O salário é calculado por tonelada de cana que cada trabalhador corta diariamente. Esse cálculo tem como base a quantidade de cana cortada numa área em formato de retângulo com sete “ruas”, chamadas de eito. “Eles ganham R$ 6,72 por tonelada cortada”, diz Verçoza. Considerando a média de produção dos 22 canavieiros avaliados na pesquisa, chega-se a um salário inferior a R$ 50 por dia. As regras foram estabelecidas em acordo entre os usineiros e a Federação dos Trabalhadores na Agricultura de Alagoas (Fetag). Para alcançar o máximo de produtividade, as usinas ainda adotam um sistema de premiação – cestas básicas, bicicletas, fogões e rádio – que alimenta a competição entre os cortadores de cana e se traduz em mais esforço no trabalho. “Isso sem falar dos roubos na pesagem da cana, o que rebaixa ainda mais os salários.”
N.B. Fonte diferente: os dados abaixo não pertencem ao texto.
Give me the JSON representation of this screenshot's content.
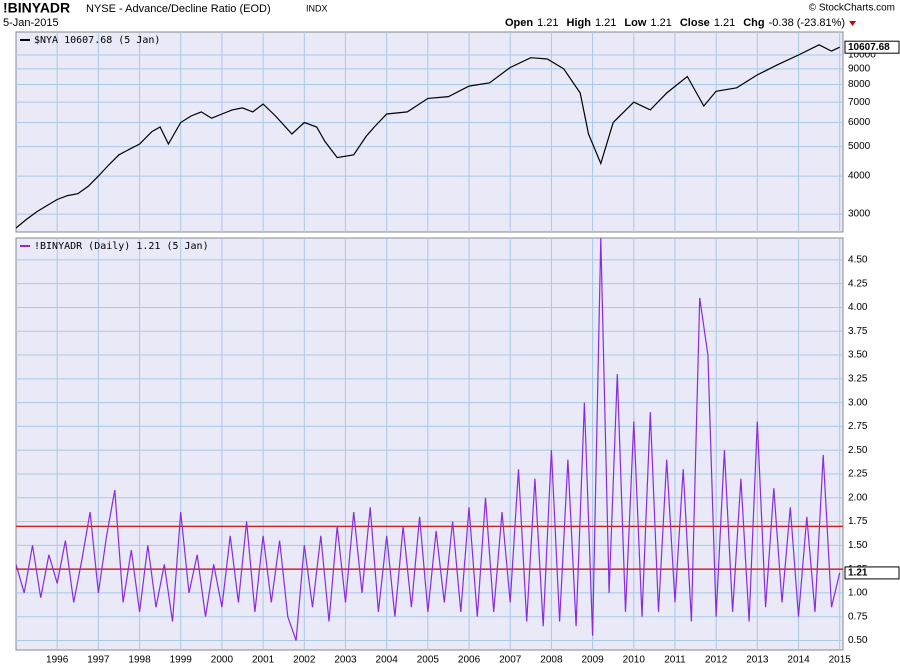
{
  "header": {
    "symbol": "!BINYADR",
    "description": "NYSE - Advance/Decline Ratio (EOD)",
    "exchange": "INDX",
    "date": "5-Jan-2015",
    "brand": "© StockCharts.com",
    "quote": [
      {
        "label": "Open",
        "value": "1.21"
      },
      {
        "label": "High",
        "value": "1.21"
      },
      {
        "label": "Low",
        "value": "1.21"
      },
      {
        "label": "Close",
        "value": "1.21"
      },
      {
        "label": "Chg",
        "value": "-0.38 (-23.81%)"
      }
    ]
  },
  "chart_data": [
    {
      "type": "line",
      "log_scale": true,
      "grid": true,
      "xlim": [
        1995.0,
        2015.08
      ],
      "xticks": [
        1996,
        1997,
        1998,
        1999,
        2000,
        2001,
        2002,
        2003,
        2004,
        2005,
        2006,
        2007,
        2008,
        2009,
        2010,
        2011,
        2012,
        2013,
        2014,
        2015
      ],
      "ylim": [
        2620,
        11900
      ],
      "yticks": [
        3000,
        4000,
        5000,
        6000,
        7000,
        8000,
        9000,
        10000
      ],
      "series": [
        {
          "name": "$NYA 10607.68 (5 Jan)",
          "color": "#000000",
          "x": [
            1995.0,
            1995.25,
            1995.5,
            1995.75,
            1996.0,
            1996.25,
            1996.5,
            1996.75,
            1997.0,
            1997.25,
            1997.5,
            1997.75,
            1998.0,
            1998.3,
            1998.5,
            1998.7,
            1999.0,
            1999.25,
            1999.5,
            1999.75,
            2000.0,
            2000.25,
            2000.5,
            2000.75,
            2001.0,
            2001.3,
            2001.7,
            2002.0,
            2002.3,
            2002.5,
            2002.8,
            2003.2,
            2003.5,
            2003.7,
            2004.0,
            2004.5,
            2005.0,
            2005.5,
            2006.0,
            2006.5,
            2007.0,
            2007.5,
            2007.9,
            2008.3,
            2008.7,
            2008.9,
            2009.2,
            2009.5,
            2010.0,
            2010.4,
            2010.8,
            2011.3,
            2011.7,
            2012.0,
            2012.5,
            2013.0,
            2013.5,
            2014.0,
            2014.5,
            2014.8,
            2015.0
          ],
          "values": [
            2700,
            2880,
            3050,
            3200,
            3350,
            3450,
            3500,
            3700,
            4000,
            4350,
            4700,
            4900,
            5100,
            5600,
            5800,
            5100,
            6000,
            6300,
            6500,
            6200,
            6400,
            6600,
            6700,
            6500,
            6900,
            6300,
            5500,
            6000,
            5800,
            5200,
            4600,
            4700,
            5400,
            5800,
            6400,
            6500,
            7200,
            7300,
            7900,
            8100,
            9100,
            9800,
            9700,
            9000,
            7500,
            5500,
            4400,
            6000,
            7000,
            6600,
            7500,
            8500,
            6800,
            7600,
            7800,
            8600,
            9300,
            10000,
            10800,
            10300,
            10607.68
          ]
        }
      ]
    },
    {
      "type": "line",
      "grid": true,
      "xlim": [
        1995.0,
        2015.08
      ],
      "xticks": [
        1996,
        1997,
        1998,
        1999,
        2000,
        2001,
        2002,
        2003,
        2004,
        2005,
        2006,
        2007,
        2008,
        2009,
        2010,
        2011,
        2012,
        2013,
        2014,
        2015
      ],
      "ylim": [
        0.4,
        4.73
      ],
      "yticks": [
        {
          "value": 0.5,
          "label": "0.50"
        },
        {
          "value": 0.75,
          "label": "0.75"
        },
        {
          "value": 1,
          "label": "1.00"
        },
        {
          "value": 1.25,
          "label": "1.25"
        },
        {
          "value": 1.5,
          "label": "1.50"
        },
        {
          "value": 1.75,
          "label": "1.75"
        },
        {
          "value": 2,
          "label": "2.00"
        },
        {
          "value": 2.25,
          "label": "2.25"
        },
        {
          "value": 2.5,
          "label": "2.50"
        },
        {
          "value": 2.75,
          "label": "2.75"
        },
        {
          "value": 3,
          "label": "3.00"
        },
        {
          "value": 3.25,
          "label": "3.25"
        },
        {
          "value": 3.5,
          "label": "3.50"
        },
        {
          "value": 3.75,
          "label": "3.75"
        },
        {
          "value": 4,
          "label": "4.00"
        },
        {
          "value": 4.25,
          "label": "4.25"
        },
        {
          "value": 4.5,
          "label": "4.50"
        }
      ],
      "hlines": [
        1.25,
        1.7
      ],
      "hline_color": "#cc0000",
      "series": [
        {
          "name": "!BINYADR (Daily) 1.21 (5 Jan)",
          "color": "#8a2be2",
          "x": [
            1995.0,
            1995.2,
            1995.4,
            1995.6,
            1995.8,
            1996.0,
            1996.2,
            1996.4,
            1996.6,
            1996.8,
            1997.0,
            1997.2,
            1997.4,
            1997.6,
            1997.8,
            1998.0,
            1998.2,
            1998.4,
            1998.6,
            1998.8,
            1999.0,
            1999.2,
            1999.4,
            1999.6,
            1999.8,
            2000.0,
            2000.2,
            2000.4,
            2000.6,
            2000.8,
            2001.0,
            2001.2,
            2001.4,
            2001.6,
            2001.8,
            2002.0,
            2002.2,
            2002.4,
            2002.6,
            2002.8,
            2003.0,
            2003.2,
            2003.4,
            2003.6,
            2003.8,
            2004.0,
            2004.2,
            2004.4,
            2004.6,
            2004.8,
            2005.0,
            2005.2,
            2005.4,
            2005.6,
            2005.8,
            2006.0,
            2006.2,
            2006.4,
            2006.6,
            2006.8,
            2007.0,
            2007.2,
            2007.4,
            2007.6,
            2007.8,
            2008.0,
            2008.2,
            2008.4,
            2008.6,
            2008.8,
            2009.0,
            2009.2,
            2009.4,
            2009.6,
            2009.8,
            2010.0,
            2010.2,
            2010.4,
            2010.6,
            2010.8,
            2011.0,
            2011.2,
            2011.4,
            2011.6,
            2011.8,
            2012.0,
            2012.2,
            2012.4,
            2012.6,
            2012.8,
            2013.0,
            2013.2,
            2013.4,
            2013.6,
            2013.8,
            2014.0,
            2014.2,
            2014.4,
            2014.6,
            2014.8,
            2015.0
          ],
          "values": [
            1.3,
            1.0,
            1.5,
            0.95,
            1.4,
            1.1,
            1.55,
            0.9,
            1.35,
            1.85,
            1.0,
            1.6,
            2.08,
            0.9,
            1.45,
            0.8,
            1.5,
            0.85,
            1.3,
            0.7,
            1.85,
            1.0,
            1.4,
            0.75,
            1.3,
            0.85,
            1.6,
            0.9,
            1.75,
            0.8,
            1.6,
            0.9,
            1.55,
            0.75,
            0.5,
            1.5,
            0.85,
            1.6,
            0.7,
            1.7,
            0.9,
            1.85,
            1.0,
            1.9,
            0.8,
            1.6,
            0.75,
            1.7,
            0.85,
            1.8,
            0.8,
            1.65,
            0.9,
            1.75,
            0.8,
            1.9,
            0.75,
            2.0,
            0.8,
            1.85,
            0.9,
            2.3,
            0.7,
            2.2,
            0.65,
            2.5,
            0.7,
            2.4,
            0.65,
            3.0,
            0.55,
            4.73,
            1.0,
            3.3,
            0.8,
            2.8,
            0.75,
            2.9,
            0.8,
            2.4,
            0.9,
            2.3,
            0.7,
            4.1,
            3.5,
            0.75,
            2.5,
            0.8,
            2.2,
            0.7,
            2.8,
            0.85,
            2.1,
            0.9,
            1.9,
            0.75,
            1.8,
            0.8,
            2.45,
            0.85,
            1.21
          ]
        }
      ]
    }
  ]
}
Um quadro semelhante, de superexploração, motivou a deflagração da greve dos boias-frias em Guariba, no Estado de São Paulo, há 32 anos. O mote foi a decisão dos usineiros paulistas de ampliar de cinco para sete o número de ruas nos eitos. Quanto maior o número de eitos, mais trabalho: o percurso que o trabalhador tem que fazer para dispor a cana cortada aumenta, assim como seu dispêndio de energia, reduzindo sua capacidade de corte entre 20% e 40%.
Na greve de Guariba, além da volta do regime de cinco ruas de cana cortadas, os trabalhadores reivindicavam também registro em carteira de trabalho, roupas adequadas e equipamentos de proteção, alimentação e moradia decente enquanto estivessem em trabalho temporário. “A greve acabou tomando um vulto grande, com repercussão na imprensa e no Ministério Público e resultou, na década seguinte, em mudanças significativas nas lavouras de cana paulistas, inclusive no incremento da mecanização no Estado”, lembra Silva, orientadora de Verçoza.
No entanto, ela acrescenta, os altos índices de produtividade continuaram sendo exigidos, atualmente, em torno de 12 a 15 toneladas de cana cortada por dia.